M. [K] ne peut tout à la fois faire valoir que la convention de forfait en jours sur l’année lui est inopposable ou nulle et solliciter, du fait de la modification de cette même convention de forfait qu’il demande de juger inopposable ou nulle, des dommages intérêts pour modification unilatérale du contrat de travail.
La cour a jugé ci-avant que la convention de forfait était inopposable au salarié et lui a alloué à ce titre un rappel de salaire au titre des heures supplémentaires.
La modification du contrat de travail n’a donc pas été effective puisque la convention de forfait est inopposable au salarié, alors qu’en outre le salarié ne justifie d’aucun préjudice, puisque l’augmentation du nombre de jours du forfait s’est accompagnée d’une augmentation conséquente du salaire, passant de 3500€ à 4000€ à compter de février 2017, puis à 5500€ dès juillet 2017. La demande de dommages intérêts de ce chef est rejetée, ce par voie d’infirmation du jugement déféré.
Sur la demande de dommages intérêts au titre du manquement à l’obligation de sécurité
Le salarié fait valoir que la société ne lui a pas permis de prendre ses congés payés de sorte qu’elle a méconnu son obligation de sécurité.
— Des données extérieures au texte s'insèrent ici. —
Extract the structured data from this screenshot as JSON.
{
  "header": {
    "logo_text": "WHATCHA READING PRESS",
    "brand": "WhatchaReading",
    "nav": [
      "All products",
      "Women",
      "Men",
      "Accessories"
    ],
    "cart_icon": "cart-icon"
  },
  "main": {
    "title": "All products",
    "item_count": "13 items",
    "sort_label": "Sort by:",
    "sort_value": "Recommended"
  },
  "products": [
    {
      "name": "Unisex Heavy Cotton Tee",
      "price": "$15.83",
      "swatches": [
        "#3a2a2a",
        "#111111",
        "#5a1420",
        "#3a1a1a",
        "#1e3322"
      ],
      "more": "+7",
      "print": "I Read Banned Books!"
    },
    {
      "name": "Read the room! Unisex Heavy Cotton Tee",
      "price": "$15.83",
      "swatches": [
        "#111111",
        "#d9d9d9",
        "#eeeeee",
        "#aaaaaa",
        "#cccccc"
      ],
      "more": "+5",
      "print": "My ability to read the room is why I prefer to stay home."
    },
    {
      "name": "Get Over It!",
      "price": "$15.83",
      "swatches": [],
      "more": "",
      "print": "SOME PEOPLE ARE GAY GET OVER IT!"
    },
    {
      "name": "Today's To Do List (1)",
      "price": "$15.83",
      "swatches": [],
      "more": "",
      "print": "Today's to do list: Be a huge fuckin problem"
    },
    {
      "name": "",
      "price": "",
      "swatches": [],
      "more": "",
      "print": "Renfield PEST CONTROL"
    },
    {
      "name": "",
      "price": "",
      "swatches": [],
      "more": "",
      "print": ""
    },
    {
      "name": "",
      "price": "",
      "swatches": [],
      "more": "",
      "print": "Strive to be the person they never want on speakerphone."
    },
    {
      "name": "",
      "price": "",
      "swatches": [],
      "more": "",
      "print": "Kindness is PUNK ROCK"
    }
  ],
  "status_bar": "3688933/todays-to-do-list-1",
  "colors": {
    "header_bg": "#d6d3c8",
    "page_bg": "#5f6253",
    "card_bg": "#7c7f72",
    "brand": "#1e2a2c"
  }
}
Il verse au débat son bulletin de salaire d’août 2019 dont ressort qu’à cette date, ce qui n’est pas contesté, le solde des congés payés acquis et non pris était de 50 jours.
La société fait valoir que non seulement le salarié pouvait prendre des congés (ce qu’il a fait), mais de surcroît qu’il s’arrangeait systématiquement pour bénéficier d’un arbitrage de son indemnité de congés payée particulièrement favorable.
Elle en veut pour preuve et comme exemple qu’au mois de décembre 2016,M. [K] a pris 10 jours de congés du 19 au 31 décembre et que, si son salaire mensuel a été amputé d’une somme de 1.345,15€ bruts, sur ce même mois l’indemnité de congés payés a été arbitrée à la somme de 2.447,28 € brut, portant le salaire global mensuel à 6.936,89 euros bruts.
Selon l’article L.'4121-1'du code du travail, l’employeur prend les mesures nécessaires pour assurer la sécurité et protéger la santé physique et mentale des travailleurs.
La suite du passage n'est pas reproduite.